Biography

At the peak of the Pie's inscrutably monstrous success -- Performance: Rockin' the Fillmore -- amiable maniac Steve Marriott brandished one of the most annoying voices in rock: a hectoring, sandpaper parody of black authenticity. With the group's platform boots and troglodyte riffing crushing the subtlety out of blues standards, Fillmore featured a 16-minute slaughter of Muddy Waters' "Rollin' Stone" that typified the band's "appeal." Now unlistenable, this stuff then was considered soulful, perhaps as a populist headbanging antidote to the smarmy "good taste" of the singer/songwriters who dominated radio.

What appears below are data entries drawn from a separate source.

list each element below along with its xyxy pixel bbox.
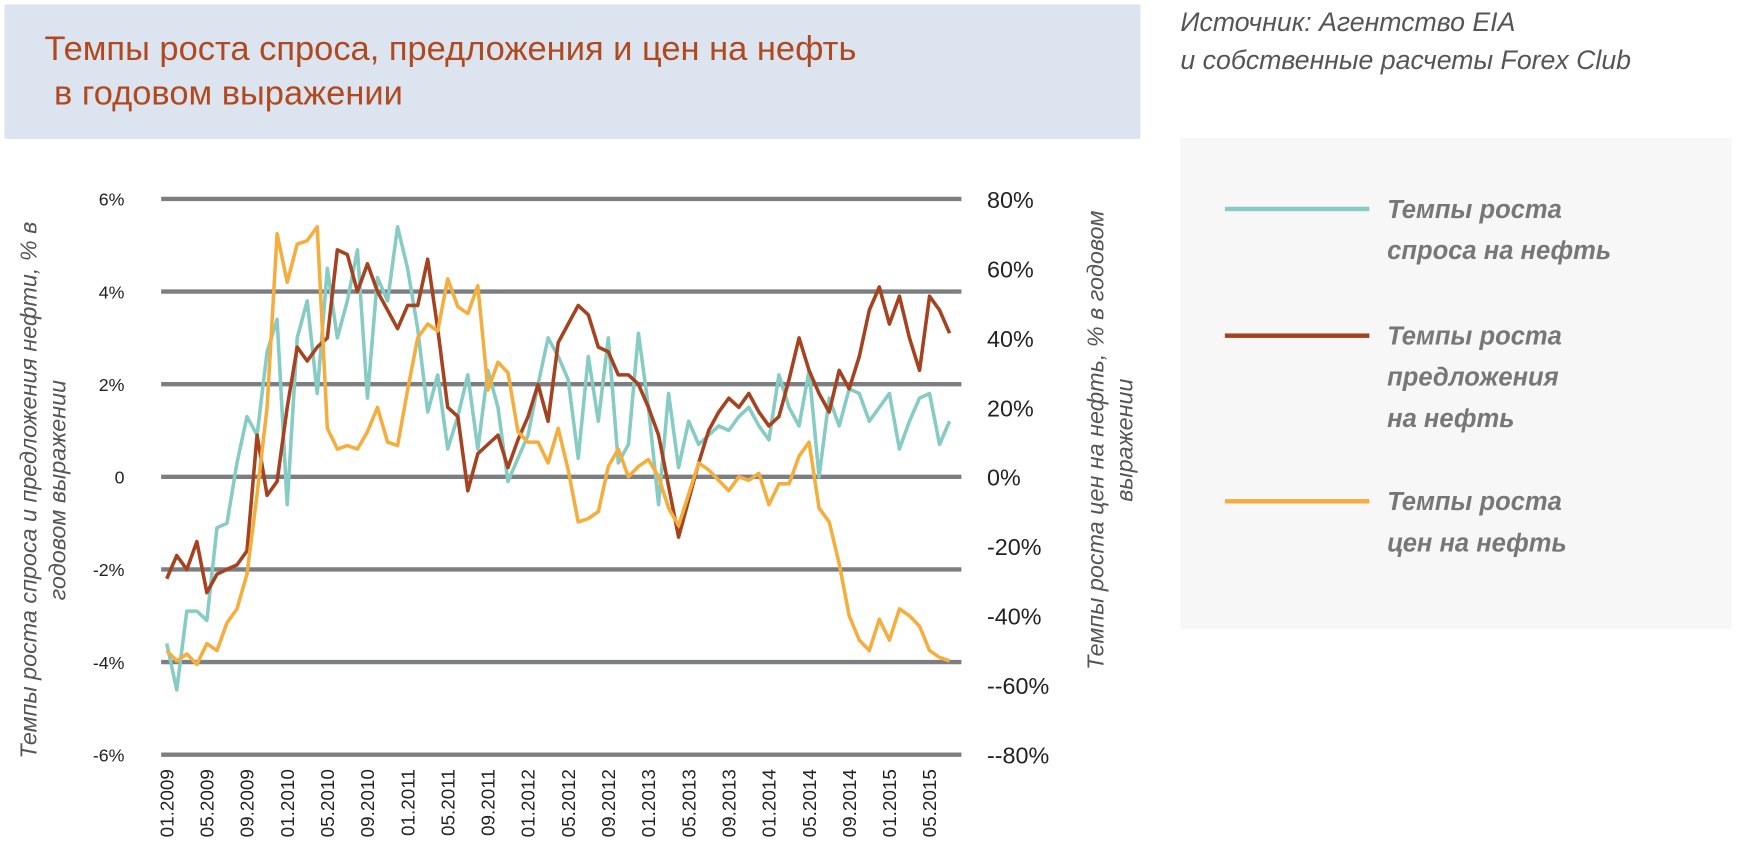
- x-tick-label: 09.2012: [599, 769, 620, 837]
- title-banner: Темпы роста спроса, предложения и цен на…: [4, 4, 1141, 139]
- legend-label: Темпы роста спроса на нефть: [1387, 194, 1612, 265]
- price-series-line: [165, 224, 951, 667]
- x-tick-label: 09.2013: [719, 769, 740, 837]
- x-tick-label: 05.2013: [679, 769, 700, 837]
- right-tick-label: 0%: [987, 465, 1021, 491]
- right-tick-label: --60%: [987, 673, 1049, 699]
- legend-swatch: [1224, 499, 1370, 504]
- right-tick-label: -20%: [987, 534, 1041, 560]
- x-tick-label: 01.2015: [880, 769, 901, 837]
- legend-item-demand: Темпы роста спроса на нефть: [1224, 189, 1676, 271]
- left-tick-label: 2%: [99, 375, 125, 395]
- legend-swatch: [1224, 333, 1370, 338]
- x-tick-label: 05.2015: [920, 769, 941, 837]
- left-tick-label: 0: [115, 468, 125, 488]
- supply-series-line: [165, 248, 952, 595]
- right-tick-label: -40%: [987, 604, 1041, 630]
- legend-label: Темпы роста цен на нефть: [1387, 486, 1567, 557]
- right-tick-label: --80%: [987, 743, 1049, 769]
- x-tick-label: 05.2009: [198, 769, 219, 837]
- left-tick-label: 4%: [99, 282, 125, 302]
- left-tick-label: -2%: [93, 560, 125, 580]
- x-tick-label: 09.2014: [840, 769, 861, 837]
- right-tick-label: 60%: [987, 256, 1034, 282]
- x-tick-label: 01.2011: [398, 769, 419, 836]
- demand-series-line: [164, 224, 952, 692]
- x-tick-label: 05.2012: [559, 769, 580, 837]
- x-tick-label: 05.2011: [438, 769, 459, 836]
- x-tick-label: 01.2009: [157, 769, 178, 837]
- legend-item-price: Темпы роста цен на нефть: [1224, 481, 1676, 563]
- x-tick-label: 01.2013: [639, 769, 660, 837]
- x-tick-label: 01.2010: [278, 769, 299, 837]
- legend: Темпы роста спроса на нефть Темпы роста …: [1180, 137, 1732, 630]
- left-tick-label: 6%: [99, 190, 125, 210]
- x-tick-label: 09.2009: [238, 769, 259, 837]
- x-tick-label: 01.2012: [519, 769, 540, 837]
- x-tick-label: 09.2011: [479, 769, 500, 836]
- x-tick-label: 09.2010: [358, 769, 379, 837]
- x-tick-label: 05.2010: [318, 769, 339, 837]
- x-tick-label: 01.2014: [760, 769, 781, 837]
- source-note: Источник: Агентство EIA и собственные ра…: [1180, 7, 1632, 76]
- legend-label: Темпы роста предложения на нефть: [1387, 321, 1562, 433]
- x-tick-label: 05.2014: [800, 769, 821, 837]
- right-tick-label: 80%: [987, 187, 1034, 213]
- right-tick-label: 20%: [987, 395, 1034, 421]
- right-tick-label: 40%: [987, 326, 1034, 352]
- left-tick-label: -4%: [93, 653, 125, 673]
- legend-swatch: [1224, 206, 1370, 212]
- chart-title: Темпы роста спроса, предложения и цен на…: [44, 28, 857, 113]
- left-tick-label: -6%: [93, 745, 125, 765]
- legend-item-supply: Темпы роста предложения на нефть: [1224, 316, 1676, 439]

For Marriott, at least artistically, such tripe was a bringdown. Having begun as a snappy popster with Small Faces, he formed Humble Pie in 1968 as a progressive outfit whose first two albums weren't bad, no matter how fawning their homage to the Band. Rock On hit harder, but still nodded toward taste. Peter Frampton helped keep things tuneful. Formerly of the Herd and later to find megastardom as a heartthrob, Frampton on guitar balanced Marriott like sweet does sour. Soon enough, though, Humble Pie headed for the boogie wastelands, never to return.

With more than 30 cuts, Hot 'n' Nasty is enough Humble Pie for anyone; the King Biscuit CD features characteristic live work from 1973 -- powerful in a neanderthal kind of way. (P.E.)